El turismo foráneo recupera vuelo y deja atrás la temporada de los vecinos golondrina
En siete meses pasaron por el país 3,4 millones de visitantes del exterior, con un salto del 8% interanual y un récord de turistas de larga distancia que no se veía desde 1999. Mientras tanto, por cada extranjero que entró, viajaron afuera más de dos argentinos.
Con un precio de entrada que se mantiene competitivo en dólares y un menú de paisajes, vinos y carne que volvió a tentar a los operadores internacionales, la Argentina recibió entre enero y julio de este año 3,4 millones de turistas extranjeros, un 8% más que en igual período de 2025. El dato, difundido por el sector privado y por el Ieral, muestra que el turismo receptivo está dejando atrás dos temporadas consecutivas en rojo y se ordena en torno a un perfil de visitante muy distinto al que predominó en los últimos años.
El número más elocuente no es el total, sino el corte: durante el primer semestre ingresaron 1.434.001 viajeros de países no limítrofes, la cifra más alta en un cuarto de siglo, por encima incluso del registro de 2019, el último año considerado normal antes de la pandemia. En julio, en tanto, el flujo de no residentes creció 9% contra el mismo mes del año pasado, en lo que fuentes del sector calificaron como una continuidad de la tendencia.

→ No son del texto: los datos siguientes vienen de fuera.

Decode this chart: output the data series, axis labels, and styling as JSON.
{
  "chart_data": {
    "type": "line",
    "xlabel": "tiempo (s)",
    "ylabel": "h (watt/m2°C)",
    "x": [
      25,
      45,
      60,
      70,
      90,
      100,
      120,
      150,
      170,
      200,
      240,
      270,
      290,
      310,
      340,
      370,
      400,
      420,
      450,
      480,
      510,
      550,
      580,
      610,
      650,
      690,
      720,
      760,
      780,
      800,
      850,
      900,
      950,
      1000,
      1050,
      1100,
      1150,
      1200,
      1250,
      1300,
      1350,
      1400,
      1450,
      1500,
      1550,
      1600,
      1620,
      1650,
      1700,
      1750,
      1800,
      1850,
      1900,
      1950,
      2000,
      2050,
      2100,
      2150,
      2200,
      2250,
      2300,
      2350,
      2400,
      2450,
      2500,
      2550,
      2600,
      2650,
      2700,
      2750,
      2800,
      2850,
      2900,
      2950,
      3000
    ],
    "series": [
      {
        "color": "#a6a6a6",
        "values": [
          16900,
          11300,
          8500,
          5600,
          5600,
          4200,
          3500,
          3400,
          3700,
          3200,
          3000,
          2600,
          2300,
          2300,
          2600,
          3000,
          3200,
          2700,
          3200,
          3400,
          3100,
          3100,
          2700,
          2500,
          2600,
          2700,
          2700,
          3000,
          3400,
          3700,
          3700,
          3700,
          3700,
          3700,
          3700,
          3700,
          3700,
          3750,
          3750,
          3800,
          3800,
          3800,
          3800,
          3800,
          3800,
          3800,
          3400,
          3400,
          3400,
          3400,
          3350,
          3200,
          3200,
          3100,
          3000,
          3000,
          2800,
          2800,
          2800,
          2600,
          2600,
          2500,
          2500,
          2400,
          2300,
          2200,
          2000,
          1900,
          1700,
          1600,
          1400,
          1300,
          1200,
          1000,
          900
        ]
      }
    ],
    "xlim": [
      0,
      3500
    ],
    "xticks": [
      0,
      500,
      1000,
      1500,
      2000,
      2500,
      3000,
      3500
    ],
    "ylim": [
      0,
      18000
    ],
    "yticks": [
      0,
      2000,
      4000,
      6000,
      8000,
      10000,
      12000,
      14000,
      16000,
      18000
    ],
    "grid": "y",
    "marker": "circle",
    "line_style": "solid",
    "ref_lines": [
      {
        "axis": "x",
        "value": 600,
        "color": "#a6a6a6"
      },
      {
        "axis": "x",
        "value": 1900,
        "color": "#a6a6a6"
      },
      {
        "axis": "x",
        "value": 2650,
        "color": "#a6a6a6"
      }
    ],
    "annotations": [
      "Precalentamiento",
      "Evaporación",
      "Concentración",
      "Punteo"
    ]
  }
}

Menos vecinos que cruzan por precio y más europeos, estadounidenses y asiáticos
El cambio de composición se lee en la estadística de los ingresos por vía aérea, que en los primeros siete meses del año treparon 19% interanual, mientras que los arribos terrestres cayeron 4%. Para Marcos Cohen Arazi, investigador del Ieral, la explicación pasa por el tipo de cambio, relativamente bajo, que dejó sin ventaja a quienes venían esencialmente a aprovechar la diferencia cambiaria. Dicho de otro modo: el turista brasileño, paraguayo o chileno que cruzaba la frontera a cargar el changuito dejó de encontrar el negocio redondo de antes.
“El tipo de cambio, relativamente bajo, hace que el turismo que venía esencialmente por una ventaja de precios se contraiga”Marcos Cohen Arazi, investigador del Ieral
En la vereda de enfrente aparecen los viajeros de larga distancia, con estadías más largas y un gasto promedio más alto. Gabriela Ferucci, presidenta de la Asociación de Hoteles de Turismo, identificó dos motores de la recuperación: la devaluación del real brasileño, que abarató los costos para el principal mercado emisor del país, y la ampliación de la oferta de asientos internacionales, que permitió multiplicar las conexiones con Europa y Estados Unidos.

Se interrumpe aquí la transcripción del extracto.